Regent's Canal is actually very long (14 km), but this time we will pass a smaller section of it. The channel is not very old in terms of history. As far back as the 18th century, grasslands were spread in the area visited today, and the place was called the London dairies. The canal is named after King George IV, who ruled the country as Prince Regent for ten years during the mental illness of his father, George III. By the way, the number three seems to be an unlucky number for rulers, so George III, Otto III of the Germans and Peter III of the Russians have gone down in history with great failures.
We will start our journey from Angel Underground station. This station is named after the tavern that once stood here. We turn right and move a hundred meters to the North-east. On this journey, we already cross the channel, but we don't notice it. The canal runs underground in a tunnel for about 800 m in this place. Soon we turn right into Duncan Street. We move to the end of the street until it looks like a park in front. In fact, depending on the time of year, the canal can already be seen through the trees. It would be more useful to move along the left bank of the canal. To get there, you have to go through a small garden gate with red stone posts and down the stairs.
The path along the canal is not very wide, but comfortably walkable. The pavement is a few meters above the water level - so that the boats do not splash pedestrians. We walk along this road for several kilometres.
For the first 30 minutes, we can observe all kinds of boats and barges and their bustling activity. Also note the many locks on the channel. We could make the first stop to rest our legs at the nice cafe Towpath Cafe. The Proud East restaurant is also next door.
Moving 150 meters further, a dead end called Kingsland Basin turns away from the channel. It is also worth exploring, there is even a vegetable garden on board a small boat. Now we can continue walking. After the canal turns slightly to the right, you will see large cylindrical steel trusses on the other bank. You can see a lot of these elsewhere in the city. These are former gas storages called "gasometer". Inside this truss, an open cistern rose up from below by the force of gas from the pit below, which was kept airtight by the water below. A talented invention, but these days they are no longer in use.

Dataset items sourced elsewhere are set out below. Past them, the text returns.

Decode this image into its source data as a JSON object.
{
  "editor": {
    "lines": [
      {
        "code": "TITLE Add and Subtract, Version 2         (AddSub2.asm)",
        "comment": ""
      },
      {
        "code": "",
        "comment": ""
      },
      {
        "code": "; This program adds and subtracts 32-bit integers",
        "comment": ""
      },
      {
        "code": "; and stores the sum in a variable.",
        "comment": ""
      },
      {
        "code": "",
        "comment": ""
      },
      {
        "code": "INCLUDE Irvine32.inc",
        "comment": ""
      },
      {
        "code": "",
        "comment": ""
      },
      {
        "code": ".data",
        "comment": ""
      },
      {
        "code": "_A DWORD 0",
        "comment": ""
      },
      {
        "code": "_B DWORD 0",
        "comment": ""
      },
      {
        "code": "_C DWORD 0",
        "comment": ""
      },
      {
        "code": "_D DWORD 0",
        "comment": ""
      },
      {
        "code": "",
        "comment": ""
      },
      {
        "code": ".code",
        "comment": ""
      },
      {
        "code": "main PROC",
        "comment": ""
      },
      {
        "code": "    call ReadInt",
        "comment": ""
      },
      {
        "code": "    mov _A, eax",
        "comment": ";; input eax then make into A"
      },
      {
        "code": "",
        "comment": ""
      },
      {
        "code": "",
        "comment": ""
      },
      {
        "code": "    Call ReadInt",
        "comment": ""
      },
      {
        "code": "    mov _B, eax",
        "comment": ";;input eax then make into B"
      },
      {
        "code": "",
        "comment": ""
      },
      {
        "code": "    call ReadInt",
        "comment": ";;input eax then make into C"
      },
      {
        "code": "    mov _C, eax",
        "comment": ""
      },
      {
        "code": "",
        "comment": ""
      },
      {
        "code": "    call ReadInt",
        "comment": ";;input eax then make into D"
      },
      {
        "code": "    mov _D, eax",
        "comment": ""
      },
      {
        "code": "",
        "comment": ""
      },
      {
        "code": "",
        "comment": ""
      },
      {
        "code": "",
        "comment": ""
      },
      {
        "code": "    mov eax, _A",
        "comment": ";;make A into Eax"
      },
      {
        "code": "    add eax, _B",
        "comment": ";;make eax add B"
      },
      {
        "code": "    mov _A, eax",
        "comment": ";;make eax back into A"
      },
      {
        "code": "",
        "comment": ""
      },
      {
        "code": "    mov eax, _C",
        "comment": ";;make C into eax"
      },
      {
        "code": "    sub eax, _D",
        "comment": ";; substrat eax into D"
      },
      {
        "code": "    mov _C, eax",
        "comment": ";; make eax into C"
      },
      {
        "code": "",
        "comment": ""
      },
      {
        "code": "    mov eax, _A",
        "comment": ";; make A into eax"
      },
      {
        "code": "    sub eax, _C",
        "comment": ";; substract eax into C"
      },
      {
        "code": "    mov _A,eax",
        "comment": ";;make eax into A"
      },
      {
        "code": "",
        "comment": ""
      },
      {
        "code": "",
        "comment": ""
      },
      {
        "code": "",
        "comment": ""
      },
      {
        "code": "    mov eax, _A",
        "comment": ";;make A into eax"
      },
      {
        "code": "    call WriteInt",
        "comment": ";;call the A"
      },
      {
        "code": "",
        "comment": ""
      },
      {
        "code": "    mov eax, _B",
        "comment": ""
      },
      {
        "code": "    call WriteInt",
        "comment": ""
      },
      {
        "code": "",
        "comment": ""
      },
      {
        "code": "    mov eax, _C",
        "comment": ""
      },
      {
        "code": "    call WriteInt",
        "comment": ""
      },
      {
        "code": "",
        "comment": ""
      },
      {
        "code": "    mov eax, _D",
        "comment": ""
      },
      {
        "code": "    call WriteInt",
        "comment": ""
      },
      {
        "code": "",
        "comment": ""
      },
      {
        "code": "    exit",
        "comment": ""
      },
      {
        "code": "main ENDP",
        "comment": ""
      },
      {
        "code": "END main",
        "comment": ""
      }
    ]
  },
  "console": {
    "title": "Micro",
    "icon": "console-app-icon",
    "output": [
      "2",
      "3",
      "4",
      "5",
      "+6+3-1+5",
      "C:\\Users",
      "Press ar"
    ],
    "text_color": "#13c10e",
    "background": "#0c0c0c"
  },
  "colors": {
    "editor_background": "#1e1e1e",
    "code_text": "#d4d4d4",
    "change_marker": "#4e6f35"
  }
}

Going further, we reach the park. On either side of its entrance are low arched walls bearing the inscription "Victoria Park". We can enter the park from there, but in the park we turn right as soon as possible and continue parallel to the canal. After a couple of hundred meters, we reach a small square, next to which there are statues of short-tailed dogs. They are called Dogs of Alcibiades. We go another hundred meters and turn left, to the bridge that leads to the island in the middle of the little lake. On the island we see a real Chinese pagoda. We leave the island by another bridge and passing by the lake on the east side, we reach the Pavilion cafe. Another opportunity to drink coffee and have a little treat. The cafe has a gorgeous glass dome and an outdoor terrace right on the shore of the lake. We hope that your mood will not be spoiled by the fact that there was a prison camp in the same place during the Second World War.
We leave the park along Old Ford Road. On the way, we pass a restaurant serving Indian national dishes, which for some incomprehensible reason is called City of Paris. A few hundred meters further, there is a vegetarian restaurant on the right side of the road. But if you're not interested in that, look to the left instead. There is the V&A Museum of Childhood (V&A is an abbreviation well known to all Londoners - Victoria and Albert, the former queen and her husband). Probably the world's largest collection of everything you can play with as a child. If you want to visit it (it's free), the entrance is from the next crossing, Cambridge Heath Road. The end point of our walk, Bethnal Green tube station, is 200 meters south of the museum entrance. You can, of course, take a little detour across the street behind the little park to walk along the street with a nice name: Paradise Row. Before entering the Underground, notice the monument across the street - Stairway to Heaven. It commemorates the 173 people who died during the bombing of WWII right here. They did not die of the bombs, but from the struggle as they rushed to the shelter, which at the time was an unlit tube station that was still half-under construction.